Ve son olarak, Chavez’in siyaseti, dört yıl önce Küba dışişleri bakanı Felipe Perez Roque’dan duyduğum demeçle tamamen ve tamamen aynı. Bu çözümlemenin ve bu açıklamaların gerçekten Chavez’in düşüncesinden türeyip türemediğini ya da yıllar öncesinin (on yıldan eski), Küba çizgisini tekrarlayıp tekrarlamadığını sormak istiyorum. [Chavez’in açıklaması], FARC’a karşıdır, uzlaşma ve kıta çapında, burjuva müttefikler bulma lehinedir, ki buna Uribe’yle geçen son altı yıl dâhildir ve bu, beş yıl önce, gerilla çağının sona erdiğini söyleyen Fidel Castro’nun düşünce tarzıdır. Bu nedenle, Chavez’i Fidel’in mi yoksa Kübalıların mı etkilediğini ya da kendi inisiyatifiyle mi hareket ettiğini bilmiyorum ancak öte yandan burada büyük bir rastlantı mevcut. Ve sonuçta, FARC’ı devre dışı bırakmak emperyalizmi devre dışı bırakmayacaktır; fiilen bir bumerang etkisi yapacaktır. Bir kere Kolombiya, kendi pozisyonunu sağlamlaştıracaktır. Bu durum Kuzey Amerika askeri üsleri için Kolombiya topraklarının bu parçasını işgal etmeyi kolaylaştırır ve Uribe, Venezüella sınırlarına karşı daha mütecaviz olacaktır, bu nedenle, stratejik olarak konuşursak, Venezüella’ya baskı yapmak ve saldırmak için iki eli de boşalmış bir düşmanı durdurmak mı, bu yıkım olur. FARC’ın bir ağırlığı olduğu sürece, Kolombiya, birliklerinin bir kısmını bu çatışmaya yönlendirmek zorundadır, ama eğer FARC olmazsa, bütün kuvvetleri Venezüella’ya yoğunlaştırmak çok daha kolay olacaktır. Ya da Chavez’in, Uribe’nin FARC’a saldıracak olması nedeniyle ona sarılacağına inanması mümkün mü, kesinlikle, [Uribe, Chavez’e] sarılacaktır, ama sağ elinde de bir bıçak tutarken. Bunun bir felaket olduğuna inanıyorum, çünkü bu, Latin Amerika’da yeteneksizliğini ispatlayan liberal hükümetler ve merkez sol hattını güçlendirecektir; ve ben bunun ne halk ne de Venezüellalılar için hiçbir kâr sağlamayacağına inanıyorum ve bizzat Chavez’e bile çok hızlı biçimde zarar verecektir.

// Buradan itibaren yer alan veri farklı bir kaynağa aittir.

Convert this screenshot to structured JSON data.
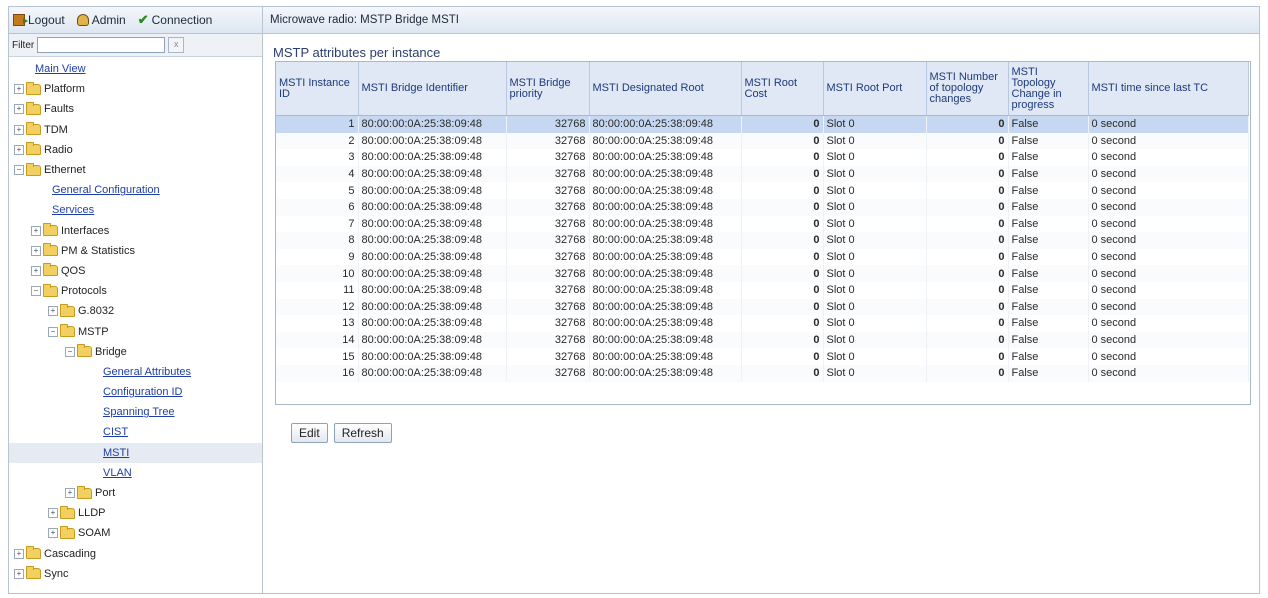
{
  "toolbar": {
    "logout": "Logout",
    "admin": "Admin",
    "connection": "Connection"
  },
  "filter": {
    "label": "Filter",
    "value": "",
    "clear": "x"
  },
  "tree": [
    {
      "label": "Main View",
      "level": 0,
      "link": true
    },
    {
      "label": "Platform",
      "level": 0,
      "folder": true,
      "toggle": "+"
    },
    {
      "label": "Faults",
      "level": 0,
      "folder": true,
      "toggle": "+"
    },
    {
      "label": "TDM",
      "level": 0,
      "folder": true,
      "toggle": "+"
    },
    {
      "label": "Radio",
      "level": 0,
      "folder": true,
      "toggle": "+"
    },
    {
      "label": "Ethernet",
      "level": 0,
      "folder": true,
      "toggle": "−"
    },
    {
      "label": "General Configuration",
      "level": 1,
      "link": true
    },
    {
      "label": "Services",
      "level": 1,
      "link": true
    },
    {
      "label": "Interfaces",
      "level": 1,
      "folder": true,
      "toggle": "+"
    },
    {
      "label": "PM & Statistics",
      "level": 1,
      "folder": true,
      "toggle": "+"
    },
    {
      "label": "QOS",
      "level": 1,
      "folder": true,
      "toggle": "+"
    },
    {
      "label": "Protocols",
      "level": 1,
      "folder": true,
      "toggle": "−"
    },
    {
      "label": "G.8032",
      "level": 2,
      "folder": true,
      "toggle": "+"
    },
    {
      "label": "MSTP",
      "level": 2,
      "folder": true,
      "toggle": "−"
    },
    {
      "label": "Bridge",
      "level": 3,
      "folder": true,
      "toggle": "−"
    },
    {
      "label": "General Attributes",
      "level": 4,
      "link": true
    },
    {
      "label": "Configuration ID",
      "level": 4,
      "link": true
    },
    {
      "label": "Spanning Tree",
      "level": 4,
      "link": true
    },
    {
      "label": "CIST",
      "level": 4,
      "link": true
    },
    {
      "label": "MSTI",
      "level": 4,
      "link": true,
      "selected": true
    },
    {
      "label": "VLAN",
      "level": 4,
      "link": true
    },
    {
      "label": "Port",
      "level": 3,
      "folder": true,
      "toggle": "+"
    },
    {
      "label": "LLDP",
      "level": 2,
      "folder": true,
      "toggle": "+"
    },
    {
      "label": "SOAM",
      "level": 2,
      "folder": true,
      "toggle": "+"
    },
    {
      "label": "Cascading",
      "level": 0,
      "folder": true,
      "toggle": "+"
    },
    {
      "label": "Sync",
      "level": 0,
      "folder": true,
      "toggle": "+"
    }
  ],
  "page": {
    "title": "Microwave radio: MSTP Bridge MSTI",
    "section_title": "MSTP attributes per instance"
  },
  "table": {
    "columns": [
      "MSTI Instance ID",
      "MSTI Bridge Identifier",
      "MSTI Bridge priority",
      "MSTI Designated Root",
      "MSTI Root Cost",
      "MSTI Root Port",
      "MSTI Number of topology changes",
      "MSTI Topology Change in progress",
      "MSTI time since last TC"
    ],
    "selected_row": 0,
    "rows": [
      [
        "1",
        "80:00:00:0A:25:38:09:48",
        "32768",
        "80:00:00:0A:25:38:09:48",
        "0",
        "Slot 0",
        "0",
        "False",
        "0 second"
      ],
      [
        "2",
        "80:00:00:0A:25:38:09:48",
        "32768",
        "80:00:00:0A:25:38:09:48",
        "0",
        "Slot 0",
        "0",
        "False",
        "0 second"
      ],
      [
        "3",
        "80:00:00:0A:25:38:09:48",
        "32768",
        "80:00:00:0A:25:38:09:48",
        "0",
        "Slot 0",
        "0",
        "False",
        "0 second"
      ],
      [
        "4",
        "80:00:00:0A:25:38:09:48",
        "32768",
        "80:00:00:0A:25:38:09:48",
        "0",
        "Slot 0",
        "0",
        "False",
        "0 second"
      ],
      [
        "5",
        "80:00:00:0A:25:38:09:48",
        "32768",
        "80:00:00:0A:25:38:09:48",
        "0",
        "Slot 0",
        "0",
        "False",
        "0 second"
      ],
      [
        "6",
        "80:00:00:0A:25:38:09:48",
        "32768",
        "80:00:00:0A:25:38:09:48",
        "0",
        "Slot 0",
        "0",
        "False",
        "0 second"
      ],
      [
        "7",
        "80:00:00:0A:25:38:09:48",
        "32768",
        "80:00:00:0A:25:38:09:48",
        "0",
        "Slot 0",
        "0",
        "False",
        "0 second"
      ],
      [
        "8",
        "80:00:00:0A:25:38:09:48",
        "32768",
        "80:00:00:0A:25:38:09:48",
        "0",
        "Slot 0",
        "0",
        "False",
        "0 second"
      ],
      [
        "9",
        "80:00:00:0A:25:38:09:48",
        "32768",
        "80:00:00:0A:25:38:09:48",
        "0",
        "Slot 0",
        "0",
        "False",
        "0 second"
      ],
      [
        "10",
        "80:00:00:0A:25:38:09:48",
        "32768",
        "80:00:00:0A:25:38:09:48",
        "0",
        "Slot 0",
        "0",
        "False",
        "0 second"
      ],
      [
        "11",
        "80:00:00:0A:25:38:09:48",
        "32768",
        "80:00:00:0A:25:38:09:48",
        "0",
        "Slot 0",
        "0",
        "False",
        "0 second"
      ],
      [
        "12",
        "80:00:00:0A:25:38:09:48",
        "32768",
        "80:00:00:0A:25:38:09:48",
        "0",
        "Slot 0",
        "0",
        "False",
        "0 second"
      ],
      [
        "13",
        "80:00:00:0A:25:38:09:48",
        "32768",
        "80:00:00:0A:25:38:09:48",
        "0",
        "Slot 0",
        "0",
        "False",
        "0 second"
      ],
      [
        "14",
        "80:00:00:0A:25:38:09:48",
        "32768",
        "80:00:00:0A:25:38:09:48",
        "0",
        "Slot 0",
        "0",
        "False",
        "0 second"
      ],
      [
        "15",
        "80:00:00:0A:25:38:09:48",
        "32768",
        "80:00:00:0A:25:38:09:48",
        "0",
        "Slot 0",
        "0",
        "False",
        "0 second"
      ],
      [
        "16",
        "80:00:00:0A:25:38:09:48",
        "32768",
        "80:00:00:0A:25:38:09:48",
        "0",
        "Slot 0",
        "0",
        "False",
        "0 second"
      ]
    ]
  },
  "buttons": {
    "edit": "Edit",
    "refresh": "Refresh"
  }
}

Bush Avrupa’yı baştan başa geziyor, bütün Avrupa’da veda turu atıyor ve Slovenya’yla ve kimsenin ziyaret etmesinin mümkün olduğunu hayal bile edemeyeceği diğer yerlerle başladı; Bush bu şekilde neye yöneliyor?

Bush Birleşik Devletler içinde söyleyecek hiçbir şeyi kalmamış bir başkandır; herhangi bir kamusal alanda elini kolunu sallayarak ortaya çıkması Bush için imkânsızdır çünkü hükümetine karşı, şu aralar ekonomik kriz ve petrol fiyatlarındaki artış nedeniyle iyice yayılmış çok büyük bir öfke var. Birleşik Devletler içinde ortada dolaşmak Bush için neredeyse imkânsız. Daha az aleni muhalefetle karşılaşabileceği tek yer Avrupa. Son yönelimiyle, Kuzey Amerika ekonomisini kurtarmak için bazı yeni politikalar, petrol üreticisi ülkelerden bazı imtiyazlar koparmaya, Irak’ta kaybedilen savaş için destek toplamaya, İran’ı tehdit etmeye vs. çalışıyor. Ancak, hiçbir yer, aradığı şeyi elde etmede etkili olabildiğini söylemesine imkan vermez. Ortadoğu petrol üreticileri, kral arkadaşları, Bush’un önerilerini reddettiler; hatta fiyatlar nedeniyle, saldırgan askeri politikaları için, aşırı tüketim için, fiyatları yükselten etken olan dolar güç kaybettiği için bizzat Bush’u suçladılar. Ruslar, devasa ekonomik dengesizlikler nedeniyle Washington’a saldırdı. Avrupa en sessiz kalan tanıdıktı; Kuzey Amerika ekonomisini güçlendirmek ya da yardım etmek üzere Bush’a önerebileceği hiçbir şeyi yok. Bu nedenle, bunlar, hükümetin zayıflığını ve imtiyaz takası vasıtasıyla dünyanın diğer bölgelerinden imtiyaz koparma yönünde yapacak bir şeyin olmadığını gösteren geziler. Teklif edecek hiçbir şeyi yok ve liderler böylesi militarist, spekülatif krizlerle ve yolsuzlukla ve daha fazlasıyla dolu bir ekonomi için kurbanlar vermeye devam etmeye istekli değiller; temelde ne olursa olsun geleceği olan bir gezi değil, anlamsız.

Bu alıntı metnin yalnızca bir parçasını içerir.